Semperis comment on hospital cyberattack
June 2024 by Simon Hodgkinson, Strategic Advisor, Semperis
Simon Hodgkinson, Semperis Strategic Advisor comment the new hospital cyberattack
“Sadly, the latest cyberattack on Synnovis is having a significant impact on the delivery of clinical care in several Hospitals in London. Synnovis provide pathology services to several Hospitals and primary care providers in London.
This is an example of a cybercriminal attacking an organisation which is a critical supplier of healthcare services, creating major disruption and putting patients’ lives at risk. Whilst there is no evidence this was targeted at the NHS, it amplifies the importance of understanding the end-to-end supply chain, assuring suppliers have the appropriate security controls in place, and documented and tested recovery plans. All too often, this is assurance is delivered through questionnaires which is insufficient for critical suppliers.
However, it is not just suppliers, one must understand from the point of care, the processes and systems that enable the clinical outcome and ensure appropriate security measures are in place. At the very heart of the digital eco-system is the identity platform, and in 90%+ of organisations this is Active Directory (AD). Gaining control of AD (and hybrid identity platforms such as EntraID/Okta) is the target of most cybercriminals and yet in many organisations there are misconfigurations which are exploited by the criminals. I would encourage every organisation, however big or small to run Purple Knight. Purple Knight is a free tool, which assesses the security of your hybrid identity platform, and provides a prioritized list of issues with clear actions to improve the security posture. Ask your critical suppliers to run Purple Knight and share the results and action plan, rather than rely on a questionnaire!.

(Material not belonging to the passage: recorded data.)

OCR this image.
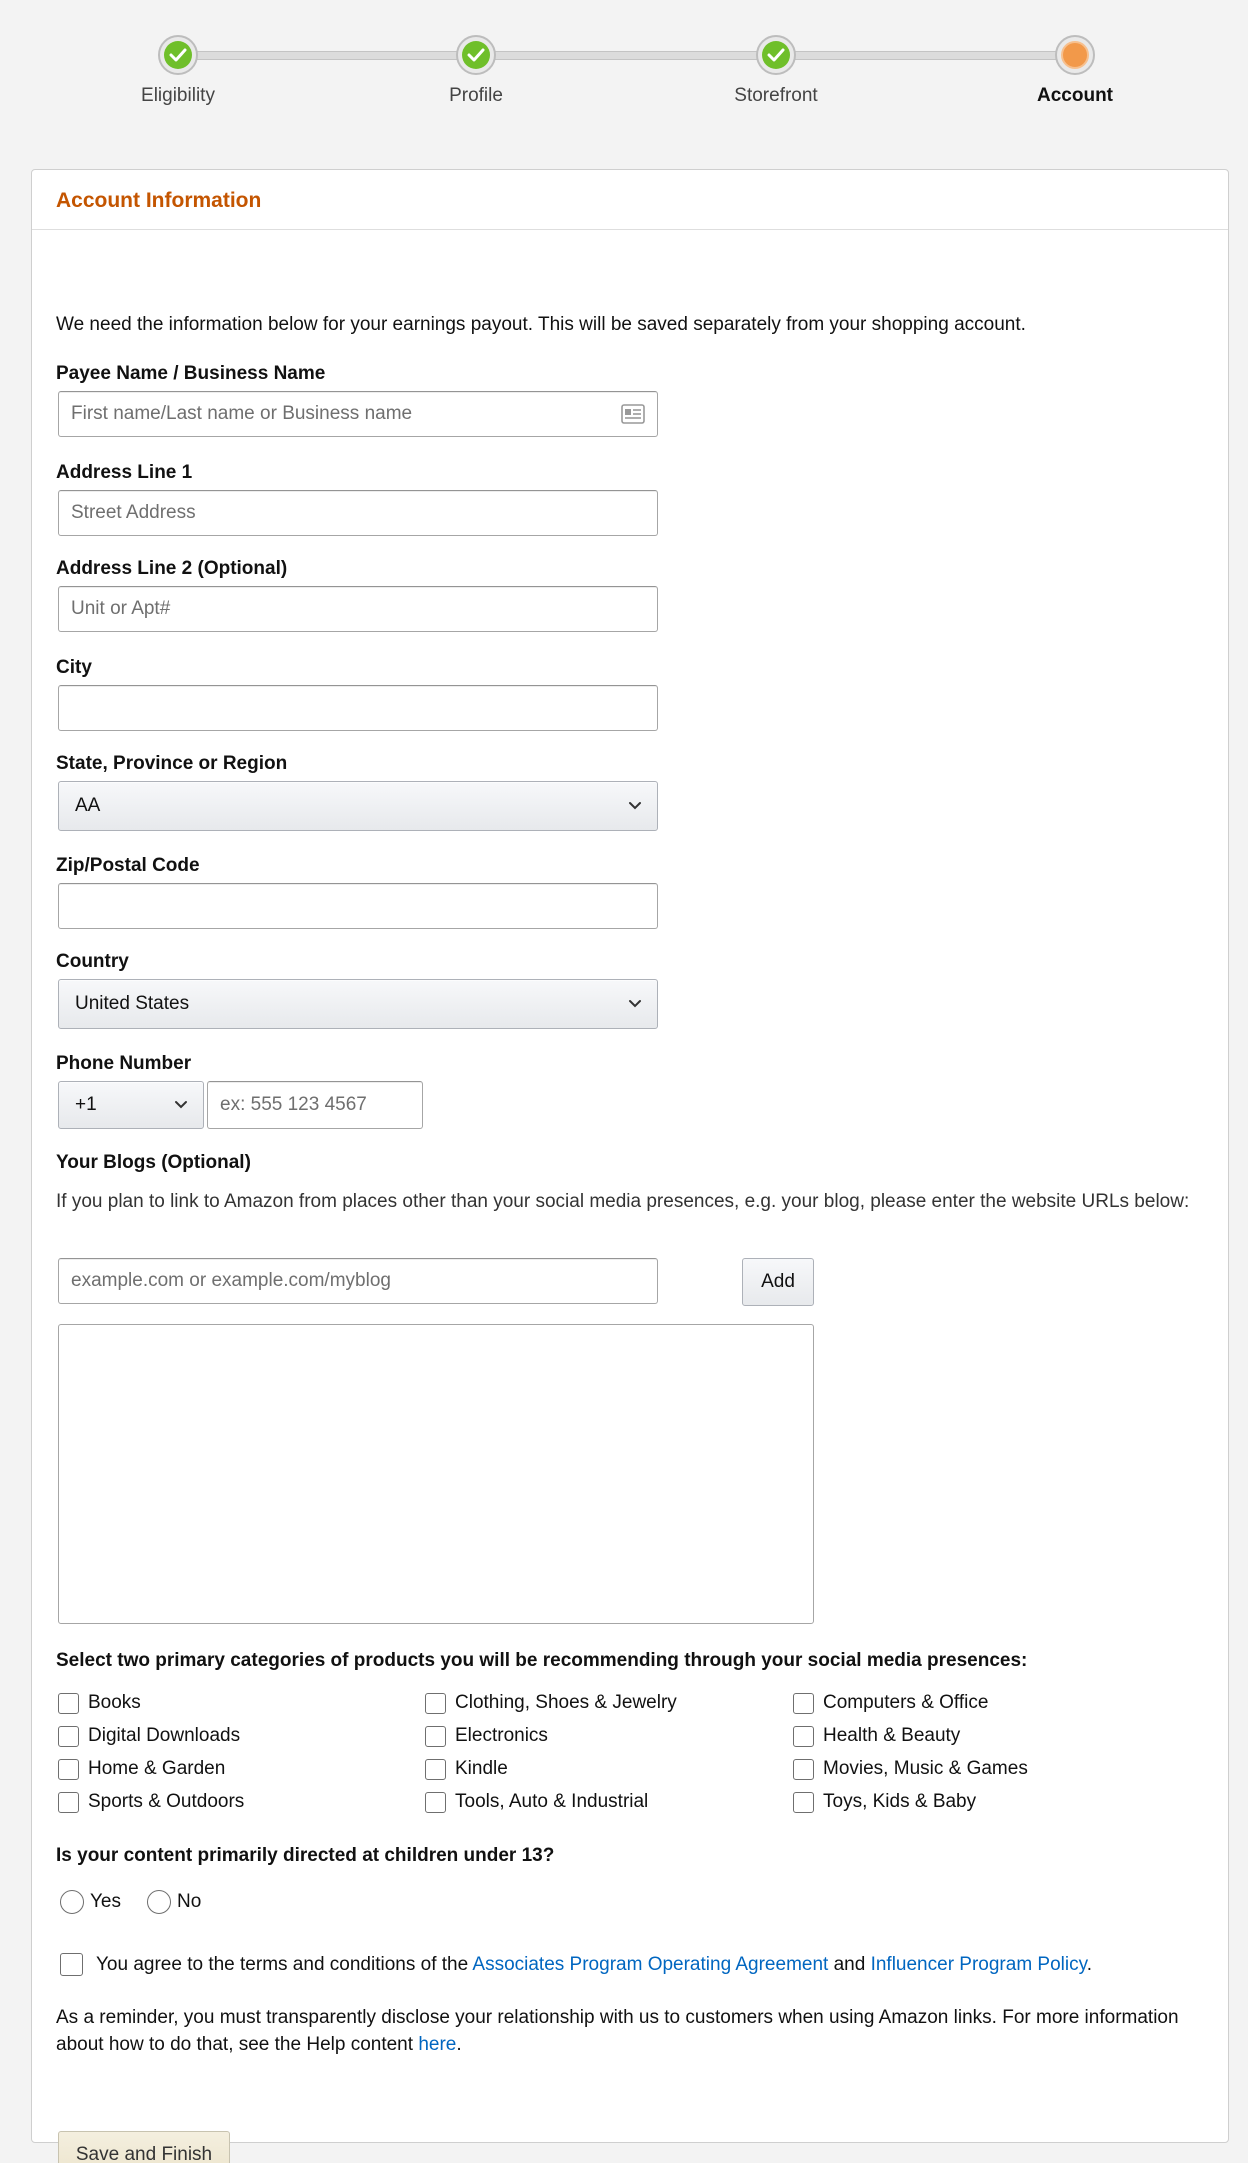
Eligibility	Profile	Storefront	Account
Account Information
We need the information below for your earnings payout. This will be saved separately from your shopping account.
Payee Name / Business Name
First name/Last name or Business name
Address Line 1
Street Address
Address Line 2 (Optional)
Unit or Apt#
City
State, Province or Region
AA
Zip/Postal Code
Country
United States
Phone Number
+1	ex: 555 123 4567
Your Blogs (Optional)
If you plan to link to Amazon from places other than your social media presences, e.g. your blog, please enter the website URLs below:
example.com or example.com/myblog	Add
Select two primary categories of products you will be recommending through your social media presences:
Books	Clothing, Shoes & Jewelry	Computers & Office
Digital Downloads	Electronics	Health & Beauty
Home & Garden	Kindle	Movies, Music & Games
Sports & Outdoors	Tools, Auto & Industrial	Toys, Kids & Baby
Is your content primarily directed at children under 13?
Yes	No
You agree to the terms and conditions of the Associates Program Operating Agreement and Influencer Program Policy.
As a reminder, you must transparently disclose your relationship with us to customers when using Amazon links. For more information about how to do that, see the Help content here.
Save and Finish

Finally, organisations must have robust and realistic business continuity plans (BCP) to minimize disruption to critical services whilst the technology is recovered. In my experience, those organisations without documented and tested plans under-estimate the time to recover services and as a result the continuity plans are unrealistic.
As always, the NHS, NCSC and suppliers will deal with this situation and ensure they do their utmost to minimize the disruption to patient care. We are so fortunate to have such wonderful mission-oriented people – thank you!”